Sviluppo del procedimento

21.11.2019
Die Schlichtungsbehörde erzielt einen Vergleich
Eine Praktikantin beginnt ihr Praktikum am 15. Januar 2018 in einem Unternehmen im Bereich Steuern und Recht und wird dort anschliessend fest als Consultant angestellt. Es stellt sich heraus, dass sie als Praktikantin mit ihrem Lohn von CHF 2'100 brutto pro Monat rund CHF 1'400 weniger verdient hat als zwei männliche Vergleichspersonen im selben Unternehmen. Auch als Consultant erhält sie mit ihren CHF 4'500 brutto pro Monat deutlich weniger Lohn als ihre männlichen Kollegen, die monatlich CHF 6'250 brutto verdienen. Ihr Bonus ist ebenfalls um mehr als zwei Drittel tiefer als derjenige ihrer männlichen Kollegen.
Im Januar 2019 beschwert sich die Consultant über die Lohnunterschiede. Hierauf wird ihr jedoch lediglich mitgeteilt, dass eine interne Untersuchung bereits durchgeführt und keine Lohndiskriminierung festgestellt worden sei. Im selben Gespräch wird der Consultant per Ende Mai 2019 ordentlich gekündigt. Aufgrund einer Krankheit während der Kündigungsfrist verlängert sich der Austrittszeitpunkt bis zum 30. Juni 2019.
Die Consultant macht vor der Schlichtungsbehörde Lohnungleichheit geltend und fordert eine Lohnnachzahlung von CHF 21'362.50 zuzüglich Verzugszins zu 5%. Der bestehende Lohnunterschied sei auch dann nicht gerechtfertigt, wenn die männlichen Vergleichspersonen einen etwas grösseren Ausbildungs- und Erfahrungshintergrund und ein etwas breiteres Arbeitsgebiet hätten.
Die Arbeitgeberin ist hingegen der Ansicht, dass die männlichen Vergleichspersonen sowohl bessere Sprachkenntnisse als auch mehr einschlägige Berufserfahrung aufwiesen. Zudem würden sie ein breiteres Arbeitsgebiet als die Consultant abdecken, weshalb die Lohnunterschiede gerechtfertigt seien.
Neben der Lohnungleichheit macht die Consultant eine Rachekündigung geltend (Art. 10 GlG). Es sei ihr aufgrund der internen Beschwerde gekündigt worden, was unzulässig sei. Deshalb fordert sie zusätzlich eine Entschädigung von CHF 11'250.
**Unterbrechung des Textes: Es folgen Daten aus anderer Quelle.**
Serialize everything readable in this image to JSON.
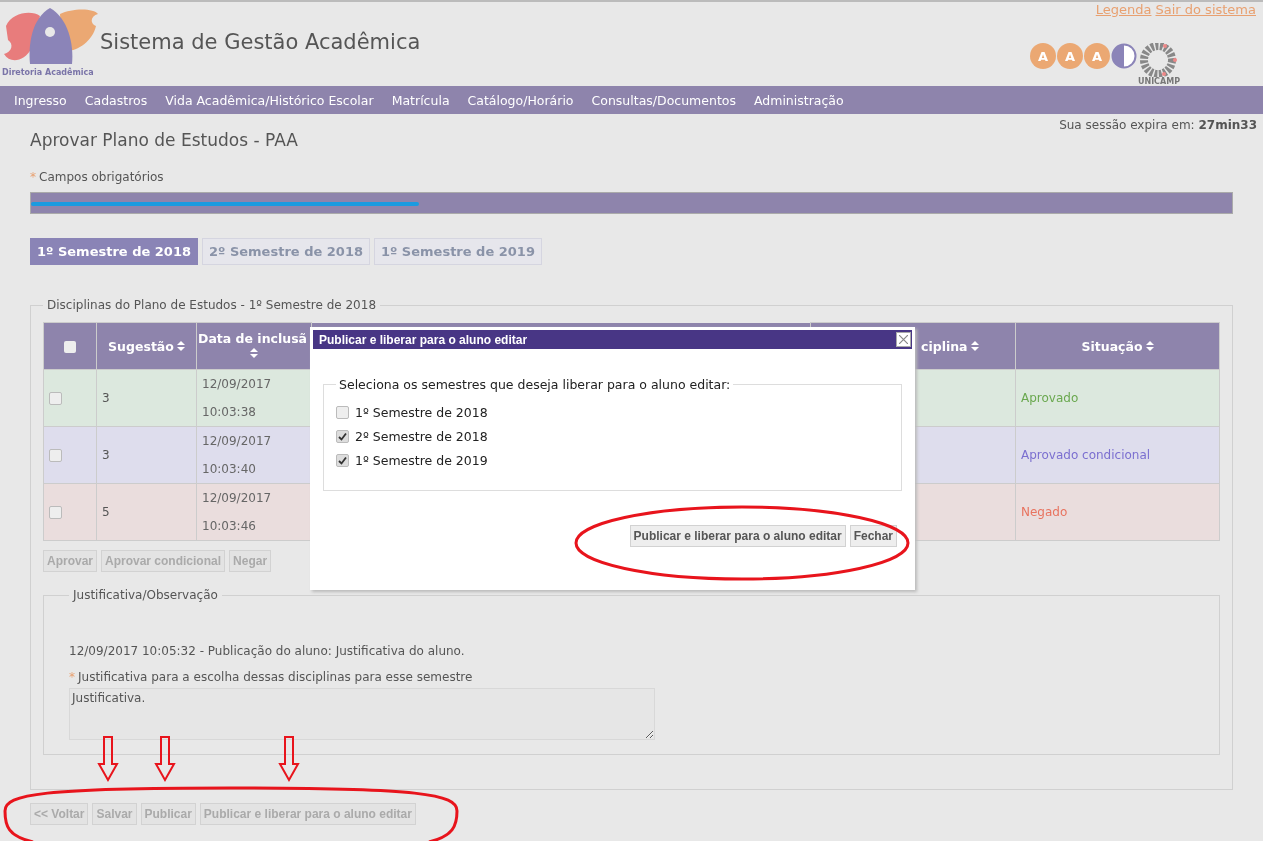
{
  "header": {
    "logo_caption": "Diretoria Acadêmica",
    "title": "Sistema de Gestão Acadêmica",
    "links": [
      "Legenda",
      "Sair do sistema"
    ],
    "partner_logo": {
      "letters": [
        "A",
        "A",
        "A"
      ],
      "caption": "UNICAMP"
    }
  },
  "nav": [
    "Ingresso",
    "Cadastros",
    "Vida Acadêmica/Histórico Escolar",
    "Matrícula",
    "Catálogo/Horário",
    "Consultas/Documentos",
    "Administração"
  ],
  "session": {
    "label": "Sua sessão expira em:",
    "time": "27min33"
  },
  "page_title": "Aprovar Plano de Estudos - PAA",
  "required_note": {
    "mark": "*",
    "text": "Campos obrigatórios"
  },
  "tabs": [
    {
      "label": "1º Semestre de 2018",
      "selected": true
    },
    {
      "label": "2º Semestre de 2018",
      "selected": false
    },
    {
      "label": "1º Semestre de 2019",
      "selected": false
    }
  ],
  "plan": {
    "legend": "Disciplinas do Plano de Estudos - 1º Semestre de 2018",
    "columns": [
      {
        "kind": "checkbox",
        "checked": false
      },
      {
        "kind": "text",
        "label": "Sugestão"
      },
      {
        "kind": "text",
        "label": "Data de inclusã"
      },
      {
        "kind": "hidden"
      },
      {
        "kind": "hidden"
      },
      {
        "kind": "text",
        "label": "ciplina"
      },
      {
        "kind": "text",
        "label": "Situação"
      }
    ],
    "rows": [
      {
        "kind": "approved",
        "checked": false,
        "suggestion": "3",
        "date": "12/09/2017",
        "time": "10:03:38",
        "situation": "Aprovado",
        "color": "#6aa84f"
      },
      {
        "kind": "conditional",
        "checked": false,
        "suggestion": "3",
        "date": "12/09/2017",
        "time": "10:03:40",
        "situation": "Aprovado condicional",
        "color": "#7b6fd0"
      },
      {
        "kind": "denied",
        "checked": false,
        "suggestion": "5",
        "date": "12/09/2017",
        "time": "10:03:46",
        "situation": "Negado",
        "color": "#e8735f"
      }
    ],
    "buttons": [
      {
        "label": "Aprovar",
        "disabled": true
      },
      {
        "label": "Aprovar condicional",
        "disabled": true
      },
      {
        "label": "Negar",
        "disabled": true
      }
    ]
  },
  "justification": {
    "legend": "Justificativa/Observação",
    "history": "12/09/2017 10:05:32 - Publicação do aluno: Justificativa do aluno.",
    "field_mark": "*",
    "field_label": "Justificativa para a escolha dessas disciplinas para esse semestre",
    "value": "Justificativa."
  },
  "bottom_buttons": [
    {
      "label": "<< Voltar",
      "disabled": true
    },
    {
      "label": "Salvar",
      "disabled": true
    },
    {
      "label": "Publicar",
      "disabled": true
    },
    {
      "label": "Publicar e liberar para o aluno editar",
      "disabled": true
    }
  ],
  "dialog": {
    "title": "Publicar e liberar para o aluno editar",
    "legend": "Seleciona os semestres que deseja liberar para o aluno editar:",
    "options": [
      {
        "label": "1º Semestre de 2018",
        "checked": false
      },
      {
        "label": "2º Semestre de 2018",
        "checked": true
      },
      {
        "label": "1º Semestre de 2019",
        "checked": true
      }
    ],
    "buttons": [
      "Publicar e liberar para o aluno editar",
      "Fechar"
    ]
  }
}
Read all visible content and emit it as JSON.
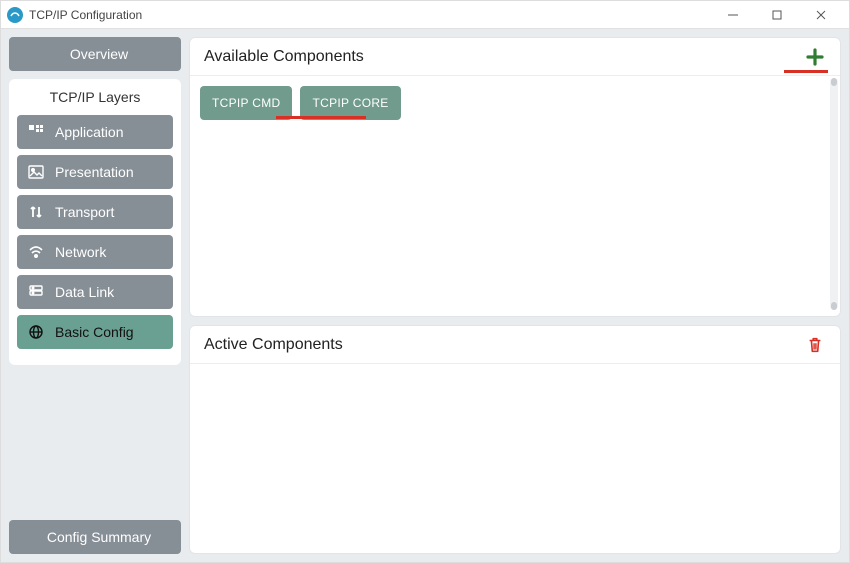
{
  "window": {
    "title": "TCP/IP Configuration"
  },
  "sidebar": {
    "overview_label": "Overview",
    "layers_title": "TCP/IP Layers",
    "summary_label": "Config Summary",
    "layers": [
      {
        "label": "Application",
        "icon": "grid-icon",
        "active": false
      },
      {
        "label": "Presentation",
        "icon": "image-icon",
        "active": false
      },
      {
        "label": "Transport",
        "icon": "sort-icon",
        "active": false
      },
      {
        "label": "Network",
        "icon": "wifi-icon",
        "active": false
      },
      {
        "label": "Data Link",
        "icon": "server-icon",
        "active": false
      },
      {
        "label": "Basic Config",
        "icon": "globe-icon",
        "active": true
      }
    ]
  },
  "panels": {
    "available": {
      "title": "Available Components",
      "components": [
        {
          "label": "TCPIP CMD"
        },
        {
          "label": "TCPIP CORE"
        }
      ]
    },
    "active": {
      "title": "Active Components",
      "components": []
    }
  },
  "highlights": {
    "add_button": true,
    "tcpip_core_chip": true
  },
  "icons": {
    "app": "app-icon",
    "overview": "dashboard-icon",
    "summary": "list-icon",
    "add": "plus-icon",
    "delete": "trash-icon",
    "minimize": "minimize-icon",
    "maximize": "maximize-icon",
    "close": "close-icon"
  }
}
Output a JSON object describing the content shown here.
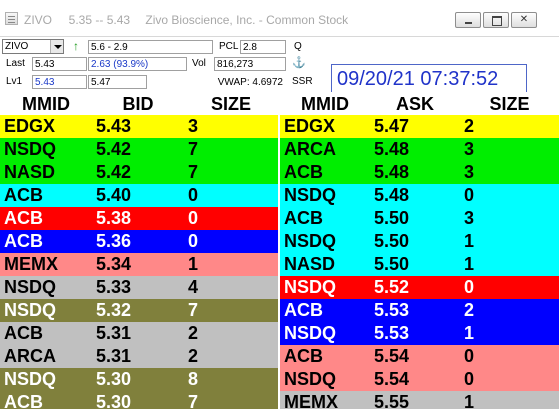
{
  "window": {
    "symbol_prices": "ZIVO     5.35 -- 5.43",
    "company": "Zivo Bioscience, Inc. - Common Stock"
  },
  "info": {
    "symbol": "ZIVO",
    "range": "5.6 - 2.9",
    "pcl_label": "PCL",
    "pcl": "2.8",
    "q_label": "Q",
    "last_label": "Last",
    "last": "5.43",
    "change": "2.63  (93.9%)",
    "vol_label": "Vol",
    "vol": "816,273",
    "lv1_label": "Lv1",
    "lv1_bid": "5.43",
    "lv1_ask": "5.47",
    "vwap": "VWAP: 4.6972",
    "ssr_label": "SSR",
    "clock": "09/20/21 07:37:52"
  },
  "headers": {
    "bid": {
      "mmid": "MMID",
      "price": "BID",
      "size": "SIZE"
    },
    "ask": {
      "mmid": "MMID",
      "price": "ASK",
      "size": "SIZE"
    }
  },
  "colors": {
    "yellow": "#ffff00",
    "green": "#00ee00",
    "cyan": "#00ffff",
    "red": "#ff0000",
    "blue": "#0000ff",
    "salmon": "#ff8888",
    "gray": "#c0c0c0",
    "olive": "#80803c"
  },
  "bids": [
    {
      "mmid": "EDGX",
      "price": "5.43",
      "size": "3",
      "bg": "#ffff00",
      "fg": "#000000"
    },
    {
      "mmid": "NSDQ",
      "price": "5.42",
      "size": "7",
      "bg": "#00ee00",
      "fg": "#000000"
    },
    {
      "mmid": "NASD",
      "price": "5.42",
      "size": "7",
      "bg": "#00ee00",
      "fg": "#000000"
    },
    {
      "mmid": "ACB",
      "price": "5.40",
      "size": "0",
      "bg": "#00ffff",
      "fg": "#000000"
    },
    {
      "mmid": "ACB",
      "price": "5.38",
      "size": "0",
      "bg": "#ff0000",
      "fg": "#ffffff"
    },
    {
      "mmid": "ACB",
      "price": "5.36",
      "size": "0",
      "bg": "#0000ff",
      "fg": "#ffffff"
    },
    {
      "mmid": "MEMX",
      "price": "5.34",
      "size": "1",
      "bg": "#ff8888",
      "fg": "#000000"
    },
    {
      "mmid": "NSDQ",
      "price": "5.33",
      "size": "4",
      "bg": "#c0c0c0",
      "fg": "#000000"
    },
    {
      "mmid": "NSDQ",
      "price": "5.32",
      "size": "7",
      "bg": "#80803c",
      "fg": "#ffffff"
    },
    {
      "mmid": "ACB",
      "price": "5.31",
      "size": "2",
      "bg": "#c0c0c0",
      "fg": "#000000"
    },
    {
      "mmid": "ARCA",
      "price": "5.31",
      "size": "2",
      "bg": "#c0c0c0",
      "fg": "#000000"
    },
    {
      "mmid": "NSDQ",
      "price": "5.30",
      "size": "8",
      "bg": "#80803c",
      "fg": "#ffffff"
    },
    {
      "mmid": "ACB",
      "price": "5.30",
      "size": "7",
      "bg": "#80803c",
      "fg": "#ffffff"
    }
  ],
  "asks": [
    {
      "mmid": "EDGX",
      "price": "5.47",
      "size": "2",
      "bg": "#ffff00",
      "fg": "#000000"
    },
    {
      "mmid": "ARCA",
      "price": "5.48",
      "size": "3",
      "bg": "#00ee00",
      "fg": "#000000"
    },
    {
      "mmid": "ACB",
      "price": "5.48",
      "size": "3",
      "bg": "#00ee00",
      "fg": "#000000"
    },
    {
      "mmid": "NSDQ",
      "price": "5.48",
      "size": "0",
      "bg": "#00ffff",
      "fg": "#000000"
    },
    {
      "mmid": "ACB",
      "price": "5.50",
      "size": "3",
      "bg": "#00ffff",
      "fg": "#000000"
    },
    {
      "mmid": "NSDQ",
      "price": "5.50",
      "size": "1",
      "bg": "#00ffff",
      "fg": "#000000"
    },
    {
      "mmid": "NASD",
      "price": "5.50",
      "size": "1",
      "bg": "#00ffff",
      "fg": "#000000"
    },
    {
      "mmid": "NSDQ",
      "price": "5.52",
      "size": "0",
      "bg": "#ff0000",
      "fg": "#ffffff"
    },
    {
      "mmid": "ACB",
      "price": "5.53",
      "size": "2",
      "bg": "#0000ff",
      "fg": "#ffffff"
    },
    {
      "mmid": "NSDQ",
      "price": "5.53",
      "size": "1",
      "bg": "#0000ff",
      "fg": "#ffffff"
    },
    {
      "mmid": "ACB",
      "price": "5.54",
      "size": "0",
      "bg": "#ff8888",
      "fg": "#000000"
    },
    {
      "mmid": "NSDQ",
      "price": "5.54",
      "size": "0",
      "bg": "#ff8888",
      "fg": "#000000"
    },
    {
      "mmid": "MEMX",
      "price": "5.55",
      "size": "1",
      "bg": "#c0c0c0",
      "fg": "#000000"
    }
  ]
}
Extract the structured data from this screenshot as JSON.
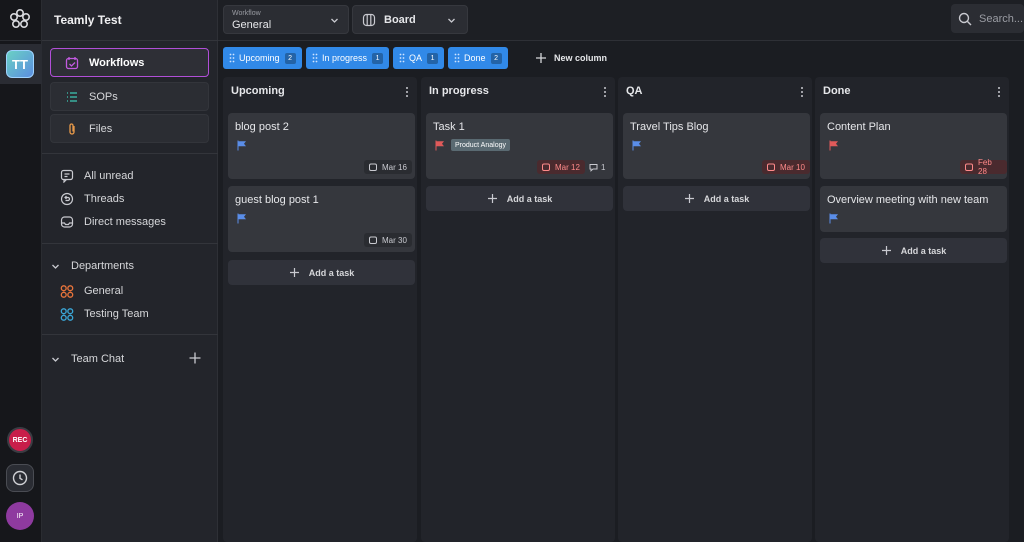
{
  "workspace": {
    "name": "Teamly Test",
    "avatar_initials": "TT"
  },
  "rail": {
    "rec_label": "REC",
    "user_initials": "IP"
  },
  "sidebar": {
    "nav": [
      {
        "label": "Workflows",
        "icon": "calendar-check-icon",
        "active": true
      },
      {
        "label": "SOPs",
        "icon": "list-icon",
        "active": false
      },
      {
        "label": "Files",
        "icon": "paperclip-icon",
        "active": false
      }
    ],
    "links": [
      {
        "label": "All unread",
        "icon": "chat-bubble-icon"
      },
      {
        "label": "Threads",
        "icon": "thread-icon"
      },
      {
        "label": "Direct messages",
        "icon": "inbox-icon"
      }
    ],
    "departments": {
      "label": "Departments",
      "items": [
        {
          "label": "General",
          "color": "#e8743b"
        },
        {
          "label": "Testing Team",
          "color": "#3aa7d8"
        }
      ]
    },
    "team_chat": {
      "label": "Team Chat"
    }
  },
  "topbar": {
    "workflow_caption": "Workflow",
    "workflow_value": "General",
    "view_value": "Board",
    "search_placeholder": "Search..."
  },
  "chips": [
    {
      "label": "Upcoming",
      "count": "2"
    },
    {
      "label": "In progress",
      "count": "1"
    },
    {
      "label": "QA",
      "count": "1"
    },
    {
      "label": "Done",
      "count": "2"
    }
  ],
  "new_column_label": "New column",
  "add_task_label": "Add a task",
  "columns": [
    {
      "title": "Upcoming",
      "cards": [
        {
          "title": "blog post 2",
          "flag_color": "#5a8de8",
          "date": "Mar 16",
          "date_overdue": false
        },
        {
          "title": "guest blog post 1",
          "flag_color": "#5a8de8",
          "date": "Mar 30",
          "date_overdue": false
        }
      ]
    },
    {
      "title": "In progress",
      "cards": [
        {
          "title": "Task 1",
          "flag_color": "#e05a5a",
          "tag": "Product Analogy",
          "date": "Mar 12",
          "date_overdue": true,
          "comments": "1"
        }
      ]
    },
    {
      "title": "QA",
      "cards": [
        {
          "title": "Travel Tips Blog",
          "flag_color": "#5a8de8",
          "date": "Mar 10",
          "date_overdue": true
        }
      ]
    },
    {
      "title": "Done",
      "cards": [
        {
          "title": "Content Plan",
          "flag_color": "#e05a5a",
          "date": "Feb 28",
          "date_overdue": true
        },
        {
          "title": "Overview meeting with new team",
          "flag_color": "#5a8de8"
        }
      ]
    }
  ],
  "colors": {
    "accent_blue": "#3189e8",
    "active_outline": "#b14fd8",
    "overdue": "#ff8a8a"
  }
}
Für die Schlichtungsbehörde lassen sich die Lohnunterschiede nicht schlüssig begründen, weshalb für sie eine Lohndiskriminierung glaubhaft erscheint.

Die Schlichtungsbehörde geht von einer Lohndiskriminierung aus. Die Parteien einigen sich schliesslich auf einen Vergleich, der eine Lohnnachzahlung im Umfang von CHF 21'300 brutto und eine Nettozahlung von CHF 4'000 vorsieht.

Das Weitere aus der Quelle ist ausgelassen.